Daerah Ekonomi Gemas Haji & Umrah Headline News Internasional Kawan Cilik Kesehatan Kuliner Lentera Islam Mbakyu Nasional Opini Otomotif Pendidikan Peristiwa Persepsi Politik & Pemerintahan Redaksi She Sportainment Tausiah Ramadan Teknologi Weekend Wisata Yuk

Arsada Team, Tim Videografi Pelajar Bojonegoro Langganan Juara Nasional: Tetap Berkarya di Waktu Terbatas

Hakam Alghivari • Rabu, 29 April 2026 | 09:30 WIB
JUARA NASIONAL: Arsada Team berhasil meraih sejumlah prestasi tingkat nasional sejak 2024 hingga 2026 melalui berbagai kompetisi kreatif. (ISTIMEWA/RADAR BOJONEGORO)
JUARA NASIONAL: Arsada Team berhasil meraih sejumlah prestasi tingkat nasional sejak 2024 hingga 2026 melalui berbagai kompetisi kreatif. (ISTIMEWA/RADAR BOJONEGORO)

 

Kelompok videografi pelajar asal Bojonegoro, Arsada Team, berhasil meraih sejumlah prestasi tingkat nasional sejak 2024 hingga 2026 melalui berbagai kompetisi kreatif.


HAKAM ALGHIVARI, Bojonegoro


DI balik setiap konten, tiga pelajar ini merangkai cerita. Bagi mereka, videografi bukan sekadar dokumentasi, tetapi cara menyampaikan ide dan emosi dalam bentuk visual.

Arsada Team, yang beranggotakan Aisyah Salsabila Azzahro, Delfina Aulya Fajry Bobane, dan Ahmad Dwi Arya Junior, mulai dikenal lewat berbagai prestasi di bidang videografi.

Meski masih duduk di bangku sekolah, tim ini sudah mencicipi atmosfer kompetisi tingkat nasional.

Perjalanan tim ini bermula dari kegiatan sederhana di sekolah. Salah satu anggotanya, Ahmad Dwi Arya Junior yang masih berusia 16 tahun, mengaku awalnya hanya diajak terlibat dalam dokumentasi kegiatan OSIS.

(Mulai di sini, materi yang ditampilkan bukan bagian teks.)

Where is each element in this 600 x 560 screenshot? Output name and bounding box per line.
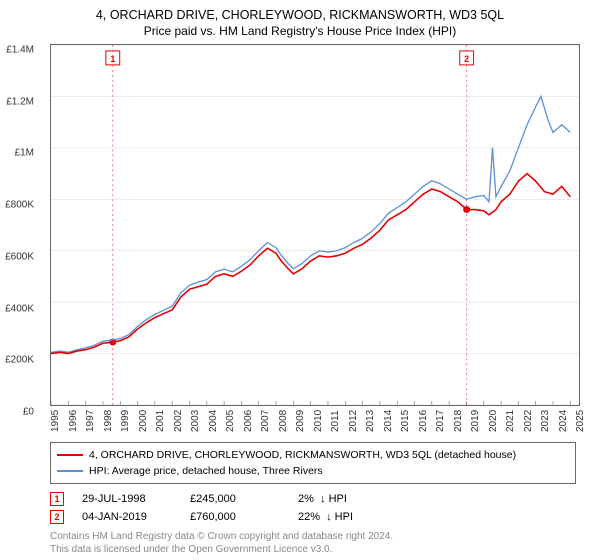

Baca Juga: Rina Ayu Maysaroh, Siswi Sekolah Rakyat Menengah Atas 18 Blora Sabet Juara I YSTC: Angkat Isu Dampak Buruk Terlalu Sering Tonton Video Pendek

“Bermula dari ajakan pembina OSIS untuk terlibat dalam kegiatan dokumentasi, dari situ saya mulai tertarik dan belajar lebih dalam tentang videografi,” kenangnya.

Ketertarikan tersebut kemudian berkembang menjadi keseriusan. Dengan bimbingan pembina yang aktif di dunia videografi, mereka mulai memahami proses produksi secara utuh, mulai dari menyusun konsep, pengambilan gambar, hingga tahap editing.

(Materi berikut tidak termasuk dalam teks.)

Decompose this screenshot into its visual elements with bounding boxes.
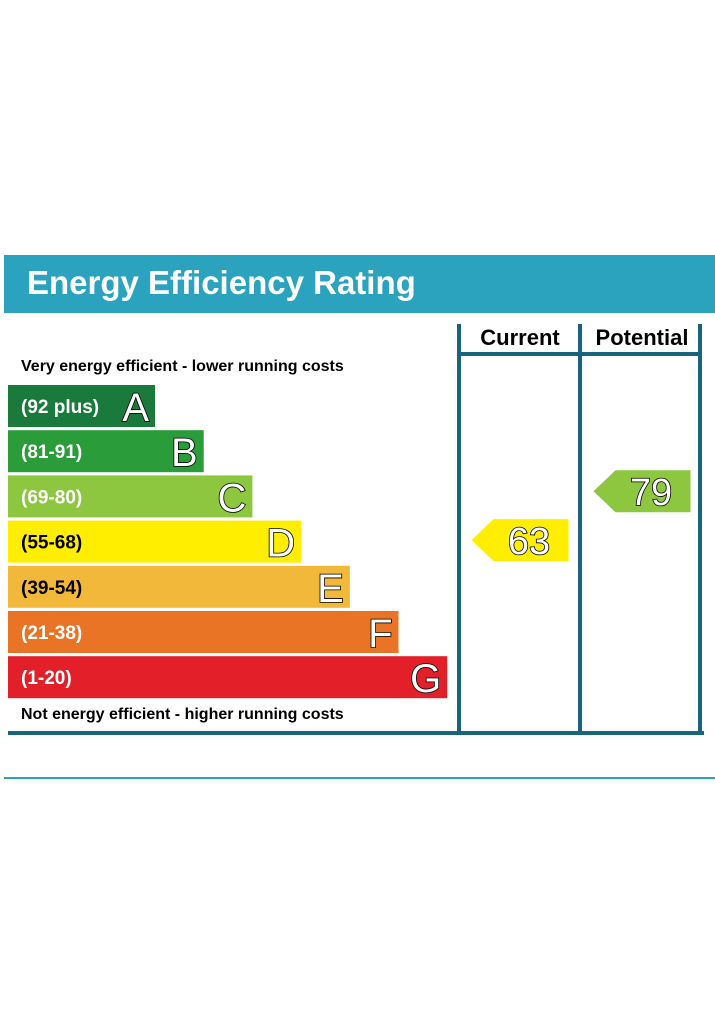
band-range-g: (1-20) xyxy=(21,668,72,689)
band-range-e: (39-54) xyxy=(21,578,82,599)
band-a: (92 plus) A xyxy=(8,385,155,431)
band-bar-b xyxy=(8,430,204,473)
current-rating-arrow xyxy=(471,519,569,562)
band-bar-g xyxy=(8,656,448,699)
band-range-c: (69-80) xyxy=(21,487,82,508)
band-range-f: (21-38) xyxy=(21,623,82,644)
band-letter-d: D xyxy=(266,522,295,566)
current-rating: 63 xyxy=(471,519,569,564)
band-letter-b: B xyxy=(171,431,198,475)
band-range-b: (81-91) xyxy=(21,442,82,463)
potential-rating-arrow xyxy=(593,470,691,513)
column-header-current: Current xyxy=(480,325,560,350)
bands-group: (92 plus) A(81-91) B(69-80) C(55-68) D(39-54… xyxy=(8,385,448,702)
potential-rating-value: 79 xyxy=(630,472,672,514)
title-banner xyxy=(4,255,715,313)
potential-rating: 79 xyxy=(593,470,691,515)
band-d: (55-68) D xyxy=(8,520,302,566)
rating-arrows-group: 63 79 xyxy=(471,470,691,564)
current-rating-value: 63 xyxy=(508,521,550,563)
band-bar-e xyxy=(8,565,350,608)
band-letter-f: F xyxy=(368,612,392,656)
band-letter-a: A xyxy=(122,386,149,430)
top-caption: Very energy efficient - lower running co… xyxy=(21,358,344,375)
band-letter-g: G xyxy=(410,657,441,701)
band-range-a: (92 plus) xyxy=(21,397,99,418)
band-b: (81-91) B xyxy=(8,430,204,476)
bottom-caption: Not energy efficient - higher running co… xyxy=(21,706,344,723)
band-bar-a xyxy=(8,385,155,427)
column-header-potential: Potential xyxy=(596,325,689,350)
band-g: (1-20) G xyxy=(8,656,448,702)
band-bar-c xyxy=(8,475,253,518)
band-c: (69-80) C xyxy=(8,475,253,521)
band-letter-e: E xyxy=(317,567,344,611)
band-e: (39-54) E xyxy=(8,565,350,612)
band-range-d: (55-68) xyxy=(21,533,82,554)
frame xyxy=(8,324,704,735)
band-letter-c: C xyxy=(218,476,247,520)
chart-title: Energy Efficiency Rating xyxy=(27,264,416,301)
band-bar-f xyxy=(8,611,399,653)
band-f: (21-38) F xyxy=(8,611,399,657)
band-bar-d xyxy=(8,520,302,563)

Sejumlah prestasi pun berhasil diraih, di antaranya juara 1 Video Kreatif Devya 2024 nasional, juara 1 Videografi Gravity Festival 2.0, juara 3 Greenator Fest 2025, juara 2 Water Ranger Competition 2025, hingga juara 1 Videografi Universitas Kusuma Husada Surakarta 2026.

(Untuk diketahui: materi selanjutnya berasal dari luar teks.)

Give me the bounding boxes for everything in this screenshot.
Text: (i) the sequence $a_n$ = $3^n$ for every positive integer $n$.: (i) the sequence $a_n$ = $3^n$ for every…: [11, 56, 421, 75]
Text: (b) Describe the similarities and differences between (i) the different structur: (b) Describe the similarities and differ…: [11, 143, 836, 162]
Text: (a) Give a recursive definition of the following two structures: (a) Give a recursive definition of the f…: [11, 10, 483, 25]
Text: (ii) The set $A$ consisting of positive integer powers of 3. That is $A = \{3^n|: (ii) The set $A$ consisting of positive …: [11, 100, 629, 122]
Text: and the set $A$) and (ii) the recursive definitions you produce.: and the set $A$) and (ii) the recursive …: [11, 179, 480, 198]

Di antara seluruh proses, tahap editing menjadi bagian yang paling dinikmati tim. Proses ini dianggap sebagai ruang untuk menghidupkan gambar sesuai konsep yang telah dirancang.

Namun, perjalanan ketiga pelajar itu tidak selalu berjalan mulus. Keterbatasan waktu dan padatnya jadwal sekolah kerap menjadi tantangan tersendiri. Bahkan, dalam salah satu proyek, proses produksi sempat terganggu karena kendala yang dialami anggota tim.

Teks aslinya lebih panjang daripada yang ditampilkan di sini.